32 Views of that kind were more recently reiterated in the judgment of Martin CJ in Youlden Enterprises Pty Ltd v Health Solutions (WA) Pty Ltd [2006] WASC 161 at [3] - [5].

33 Before me the parties debated whether or not there had been any or adequate conferral. There was none at all between the solicitors, but there was correspondence between the plaintiff's solicitors and the first defendants, seeking the removal of the caveat and arguing the point about its validity. Counsel for the plaintiff told me that although it was not thought that there was any requirement to comply with O 59 r 9, this was a genuine attempt to see if the matter could be resolved without an application to the Court, which was foreshadowed in the correspondence.
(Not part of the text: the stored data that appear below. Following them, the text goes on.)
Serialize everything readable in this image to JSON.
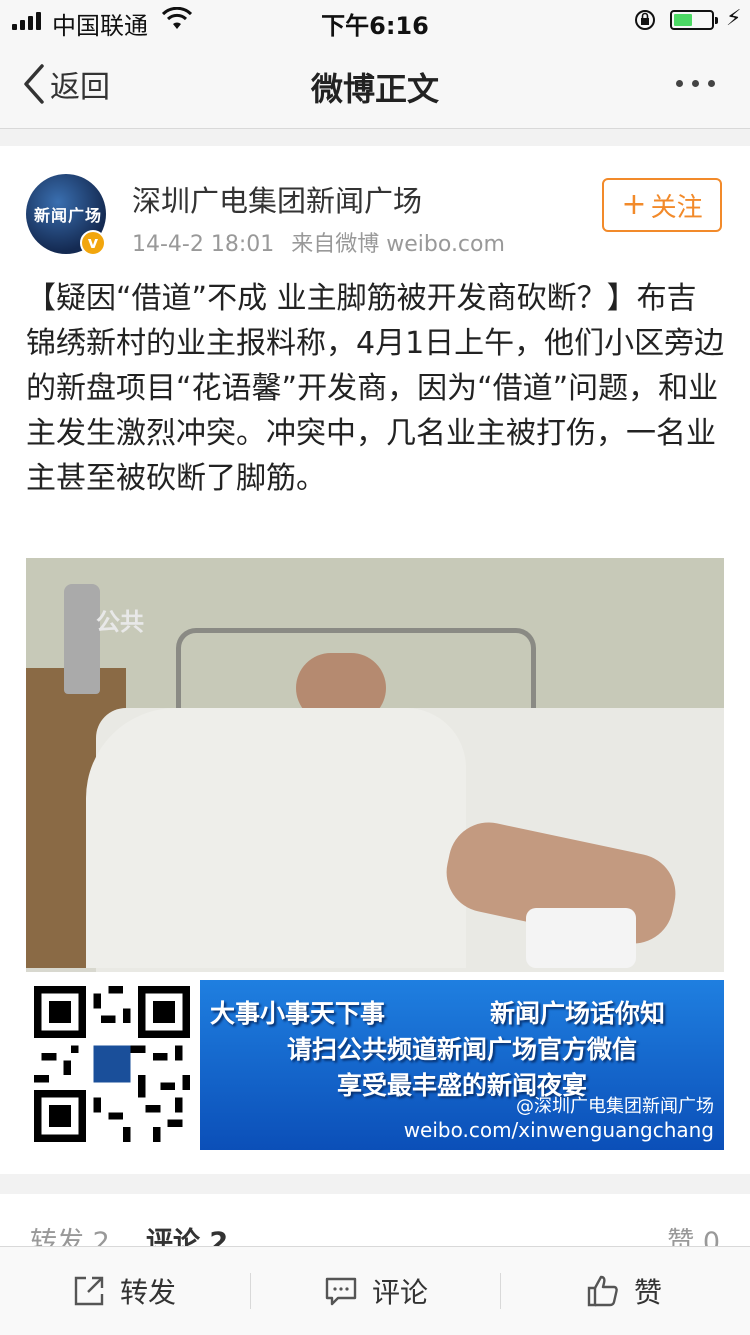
{
  "status_bar": {
    "carrier": "中国联通",
    "time": "下午6:16"
  },
  "nav": {
    "back_label": "返回",
    "title": "微博正文"
  },
  "post": {
    "username": "深圳广电集团新闻广场",
    "timestamp": "14-4-2 18:01",
    "source": "来自微博 weibo.com",
    "follow_label": "关注",
    "avatar_text": "新闻广场",
    "verified_mark": "v",
    "text": "【疑因“借道”不成 业主脚筋被开发商砍断？】布吉锦绣新村的业主报料称，4月1日上午，他们小区旁边的新盘项目“花语馨”开发商，因为“借道”问题，和业主发生激烈冲突。冲突中，几名业主被打伤，一名业主甚至被砍断了脚筋。"
  },
  "image": {
    "channel_watermark": "公共",
    "banner_line1a": "大事小事天下事",
    "banner_line1b": "新闻广场话你知",
    "banner_line2": "请扫公共频道新闻广场官方微信",
    "banner_line3": "享受最丰盛的新闻夜宴",
    "banner_handle": "@深圳广电集团新闻广场",
    "banner_url": "weibo.com/xinwenguangchang"
  },
  "stats": {
    "repost": "转发 2",
    "comment": "评论 2",
    "like": "赞 0"
  },
  "toolbar": {
    "repost": "转发",
    "comment": "评论",
    "like": "赞"
  },
  "colors": {
    "accent_orange": "#f28a2a",
    "battery_green": "#4cd964",
    "verified_badge": "#f2a60d"
  }
}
34 I was told that the liquidators were approached directly, because although their solicitors had lodged the first caveat, it was considered that the first defendants were not legally represented until those solicitors were again instructed upon the issue of the originating summons. On the other hand, counsel for the first defendants say, reasonably enough in my view, that there was no indication that the solicitors had ceased to act for the first defendants and the approach should have been to them. In any event, there was not even a belated approach to the first defendants' solicitors to endeavour to negotiate a settlement after the originating summons was issued.
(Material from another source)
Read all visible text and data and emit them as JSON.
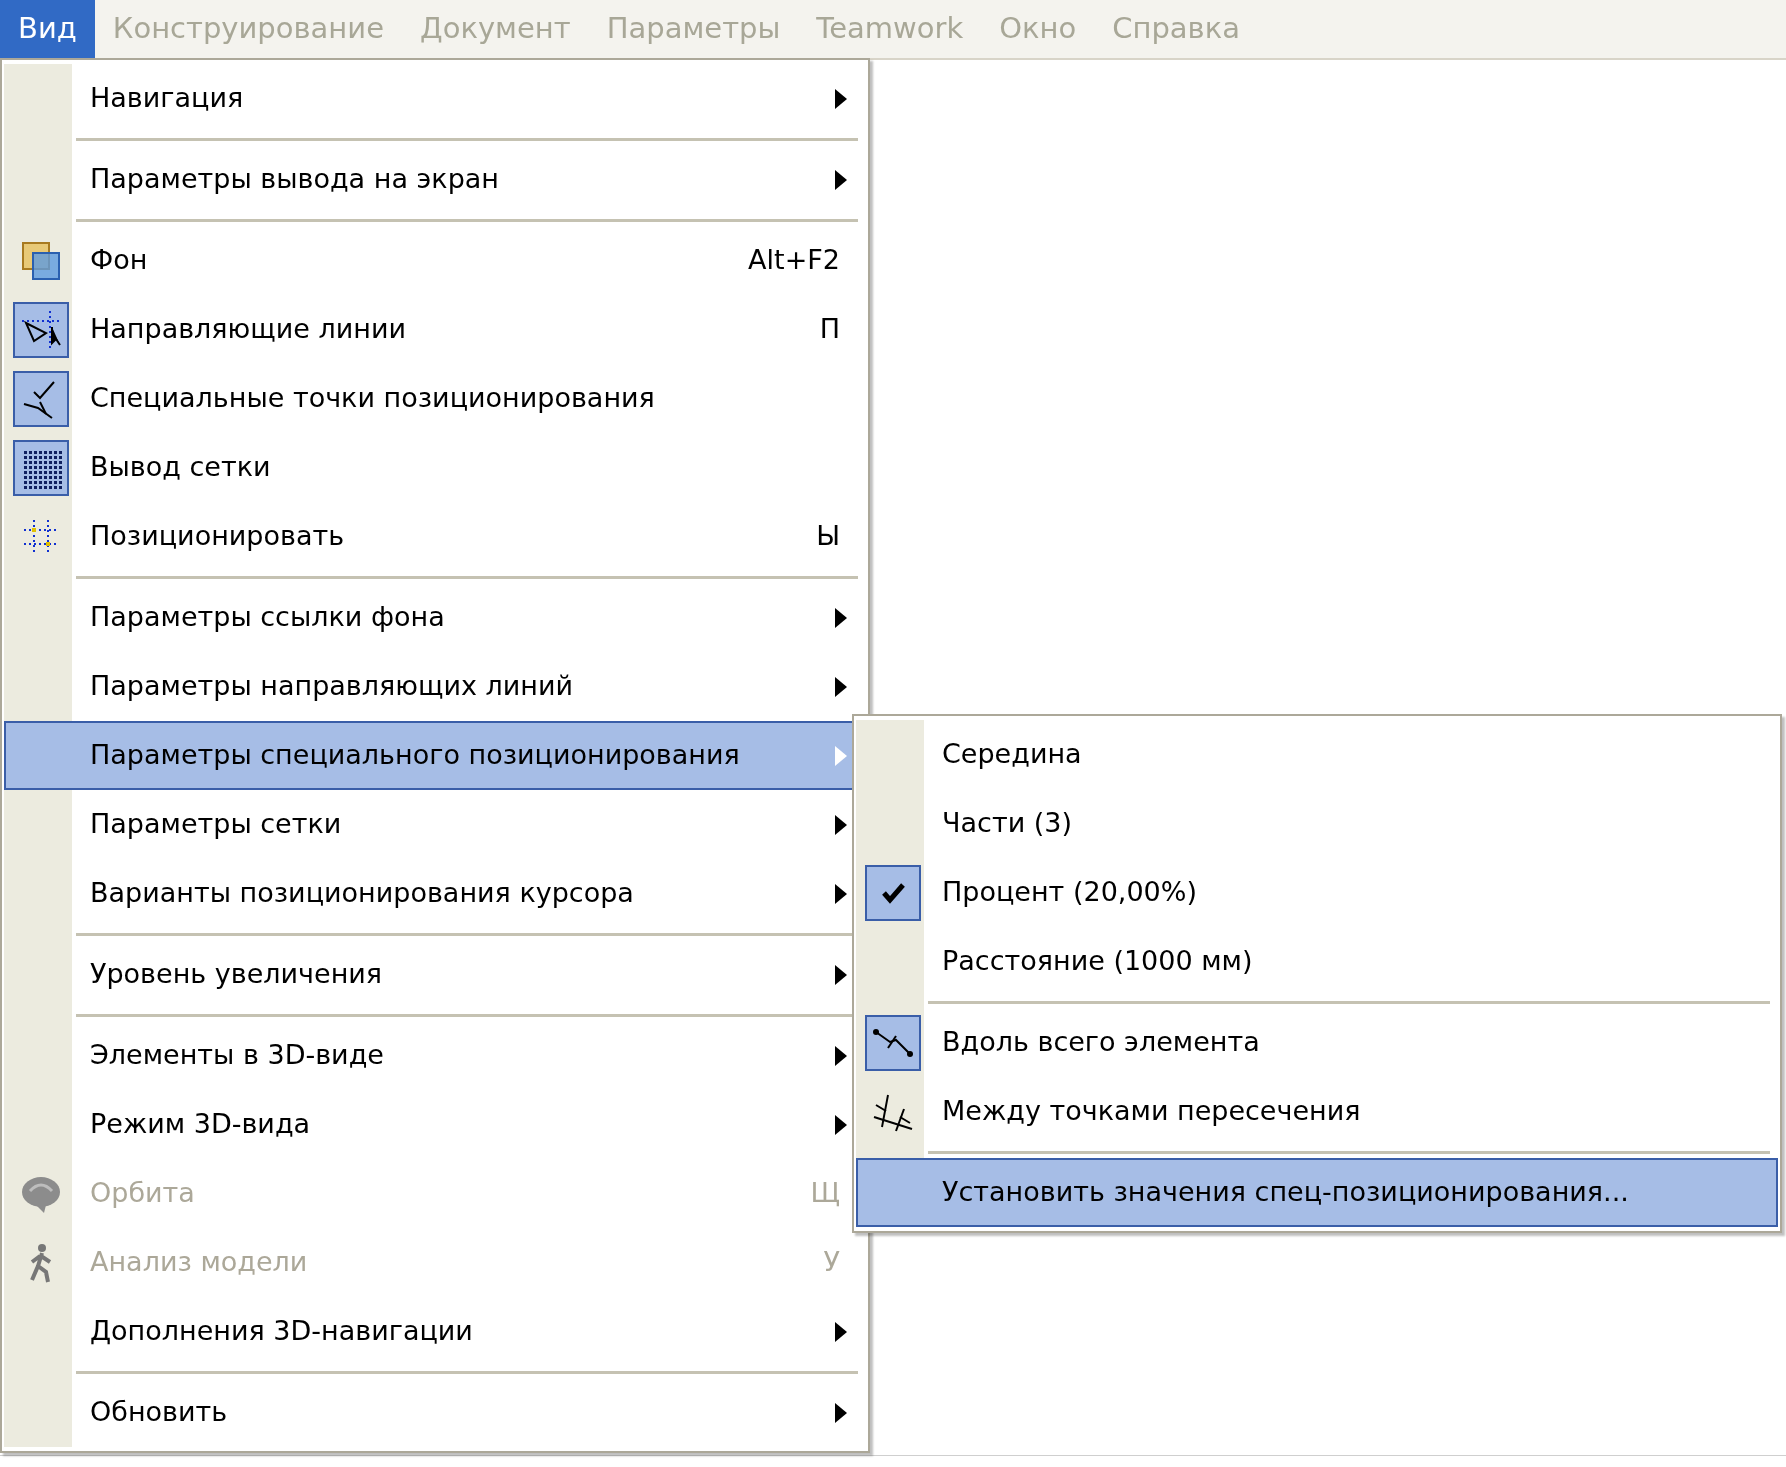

35 In my opinion, the proposition that there was substantial compliance with O 59 r 9 is of dubious validity, but the case presented very unusual circumstances which, to my mind, warranted waiver of the need to more strictly comply with O 59 r 9, and I took that course so that the matter could be substantively dealt with upon hearing the submissions of the parties, who were fully prepared. I should set out what I have in mind. The first caveat is an old one, having been lodged on 10 December 2004. So far as I am aware, little else was done to establish the first defendants' asserted claim to the property in question. The plaintiff's solicitors were


(Page 13)
    not instructed until the end of August 2005, as I understand it as part of a process by which the plaintiff sought to develop the land. There had, in the meantime, been some correspondence between the plaintiff and the first defendant. That correspondence continued, and it was substantially related to the investigation by the first defendants of the affairs of the bankrupts, the Andonys. It was only towards the end of November 2005 that removal of the caveat commenced to be canvassed as between the solicitors and the first defendants. The originating summons was not filed until 22 September 2006.
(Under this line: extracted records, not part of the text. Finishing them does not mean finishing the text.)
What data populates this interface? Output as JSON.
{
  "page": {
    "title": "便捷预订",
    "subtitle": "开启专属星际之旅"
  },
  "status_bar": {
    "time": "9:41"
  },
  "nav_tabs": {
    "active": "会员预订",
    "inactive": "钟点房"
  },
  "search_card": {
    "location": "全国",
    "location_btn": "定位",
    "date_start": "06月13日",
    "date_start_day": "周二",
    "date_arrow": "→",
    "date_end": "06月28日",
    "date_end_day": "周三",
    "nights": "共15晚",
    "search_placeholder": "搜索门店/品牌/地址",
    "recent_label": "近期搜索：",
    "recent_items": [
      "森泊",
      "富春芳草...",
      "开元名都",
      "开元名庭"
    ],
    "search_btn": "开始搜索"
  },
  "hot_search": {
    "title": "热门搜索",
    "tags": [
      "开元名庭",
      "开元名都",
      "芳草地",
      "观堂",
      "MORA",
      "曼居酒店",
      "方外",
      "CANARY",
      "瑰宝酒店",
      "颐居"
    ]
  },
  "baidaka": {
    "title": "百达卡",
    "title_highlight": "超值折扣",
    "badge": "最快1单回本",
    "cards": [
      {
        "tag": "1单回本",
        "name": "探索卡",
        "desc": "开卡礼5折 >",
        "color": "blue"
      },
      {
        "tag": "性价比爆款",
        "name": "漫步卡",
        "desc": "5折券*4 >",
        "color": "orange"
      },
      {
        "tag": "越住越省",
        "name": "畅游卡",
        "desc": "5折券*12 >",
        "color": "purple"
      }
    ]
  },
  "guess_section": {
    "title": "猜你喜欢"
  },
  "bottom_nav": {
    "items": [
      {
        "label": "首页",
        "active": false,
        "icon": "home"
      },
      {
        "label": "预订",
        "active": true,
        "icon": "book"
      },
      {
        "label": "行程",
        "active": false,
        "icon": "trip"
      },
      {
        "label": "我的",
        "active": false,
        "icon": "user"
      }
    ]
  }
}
36 It is clear that thereafter, when solicitors were instructed for the first defendants and the basis of the maintainable claim in support of the caveat was considered, the first caveat was not voluntarily removed, but the underlying claim continued to be made. Although it was not argued before me, it was not formally abandoned at the hearing. It was on 8 November 2006 that the second caveat, making the different claim to which I have referred above, was lodged. That was during the process of exchange between the solicitors of outlines of submissions which raised various propositions from time to time, and then subsequently provided answering submissions.

37 I took the view that in that rather peculiar fashion there was a clear process of conferral, albeit informally and outside the bounds of O 59 r 9. Nonetheless, the process made clear what the true issues were, and that they could not be resolved by agreement between the parties. I do not think the outcome would have been different had there been proper conferral, but I am not be taken as approving what occurred. I waived compliance with O 59 r 9 and removed the first caveat.